L’évolution des offres commerciales et marketing sera évidemment une réponse que les exploitants pourront et devront apporter pour recréer une attractivité auprès d’un public qu’on aurait tort d’imaginer uniforme. Les urbains, les ruraux, les jeunes, les seniors, tous n’ont pas les mêmes raisons de ne pas avoir retrouvé le chemin des salles. L’équation commerciale en sera d’autant plus délicate à résoudre.

La régulation aura aussi son rôle à jouer dans le retour en grâce de la salle de cinéma. N’en déplaise à celles et ceux qui pensaient être sortis du cycle infernal des négociations professionnelles sur la chronologie des médias, celle-ci devra être remise à plat plus rapidement qu’attendu.

Paradoxalement, la volonté de compliquer la vie des plateformes, en leur offrant un créneau assez lointain et en limitant leur période d’exclusivité, pourrait les inciter à moins sortir leurs films porteurs, ceux qui représentent un nombre considérable d’entrées en salles, pour les réserver à leurs services numériques.  Quand on sait que Disney et Warner représentent en vitesse de croisière environ ¼ de la fréquentation cinématographique annuelle en France, il n’est pas interdit de s’interroger sur l’impact que la chronologie peut avoir sur les entrées en salle.

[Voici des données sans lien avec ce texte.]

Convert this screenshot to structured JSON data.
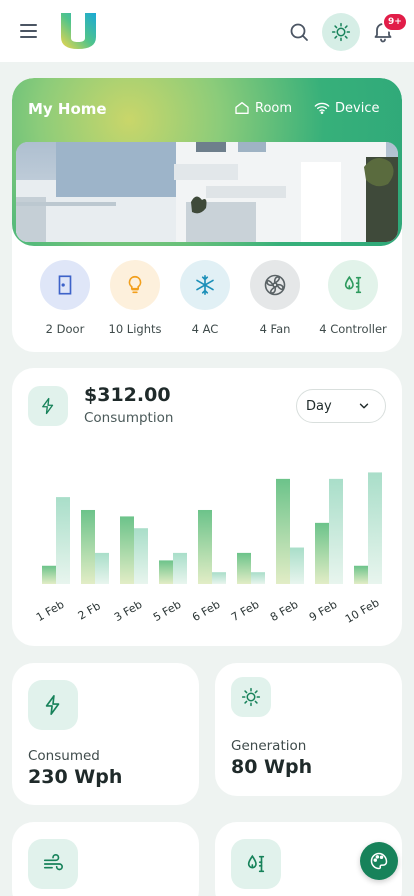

La régulation, c’est aussi la diversité et la richesse de l’offre à laquelle le public peut accéder. L’enjeu se pose pour la salle qui doit trouver un équilibre entre la mise en avant des films porteurs qui assurent des fréquentations fortes aux établissements et la nécessité de faire le reflet de la diversité des œuvres cinématographiques.

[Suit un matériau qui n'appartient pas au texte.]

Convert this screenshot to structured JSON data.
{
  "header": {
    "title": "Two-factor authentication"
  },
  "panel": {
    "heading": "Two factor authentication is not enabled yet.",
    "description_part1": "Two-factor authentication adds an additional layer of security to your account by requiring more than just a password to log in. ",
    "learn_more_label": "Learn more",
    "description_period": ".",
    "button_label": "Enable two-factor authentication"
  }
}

Curieusement Emmanuel Macron a proposé aux salles de cinéma d'oublier les films et de se diversifier pour se consacrer à l'Esport.

Une proposition qui va certainement profondément heurter le monde du cinéma confronté à une crise de fréquentation dont la fin n'est pas prévisible, mais qui pour partie est liée à des décisions sanitaires du gouvernement qui ont rompu le lien entre un le public et ses cinémas.

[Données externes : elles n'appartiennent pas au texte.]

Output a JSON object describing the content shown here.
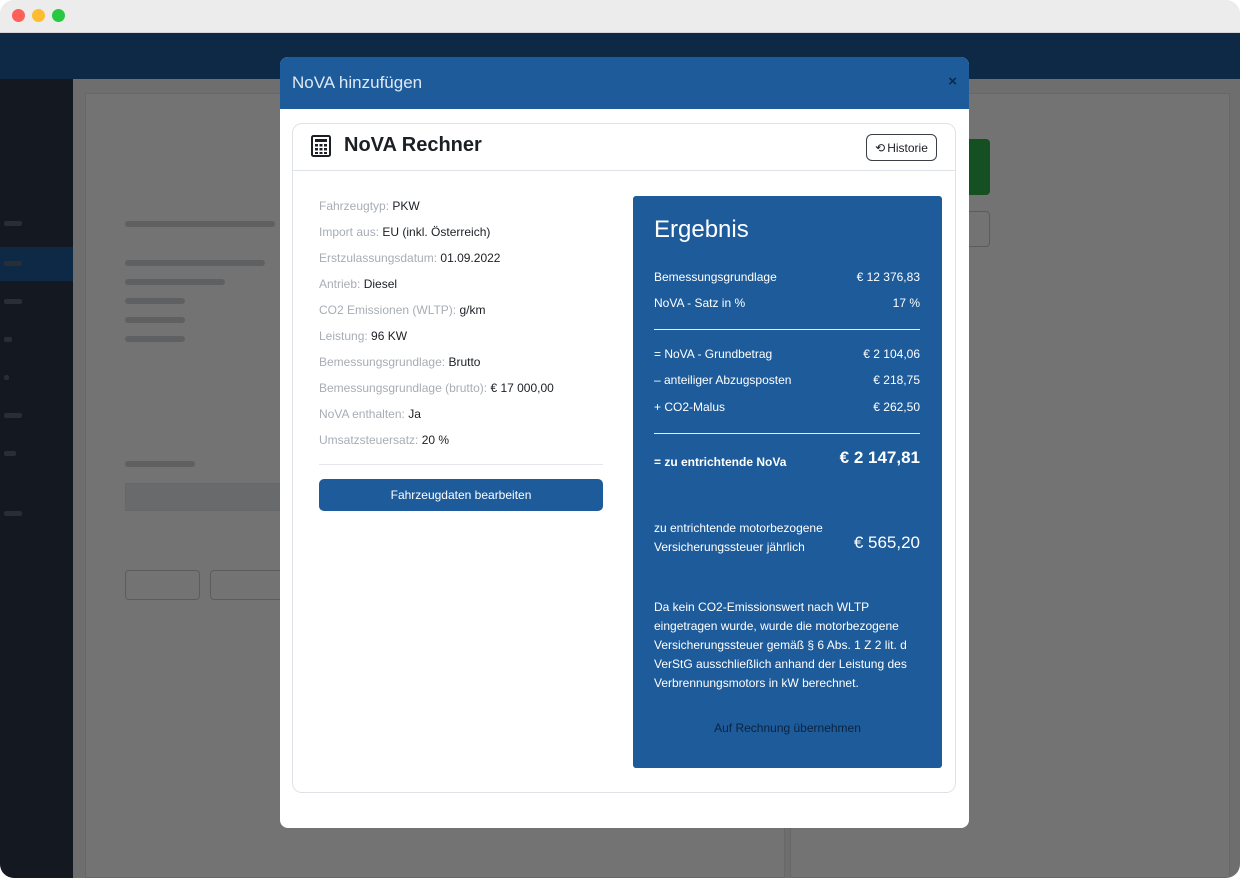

Cet enjeu se déploie aussi  en amont, au moment même de la création.

L'espoir vient aussi du fait que passées les expériences avec les plateformes les grands réalisateurs ont compris que sans la vie des films en salles leurs oeuvres perdaient de la densité et connaissaient une triste attrition.

Plutôt qu’un eugénisme créatif que certains sont toujours prêts à dégainer pour décider, comme le faisait le ministre du cinéma en URSS, combien de films ont droit de vie dans l’année, sans jamais définir les critères qui prévaudraient, la réforme du soutien à l’écriture doit être menée tambour battant.

Les discussions professionnelles en cours entre auteurs et producteurs pour renforcer le financement de l’écriture et améliorer les protections et les rémunérations des auteurs sont une pièce de ce puzzle qu’il va falloir collectivement assembler. Mais, c’est à coup sûr une réflexion plus large que le CNC et la nouvelle ministre de la Culture vont devoir engager pour que les budgets dédiés à l’écriture dans le cinéma français ne soit pas une ligne marginale dans le coût des films.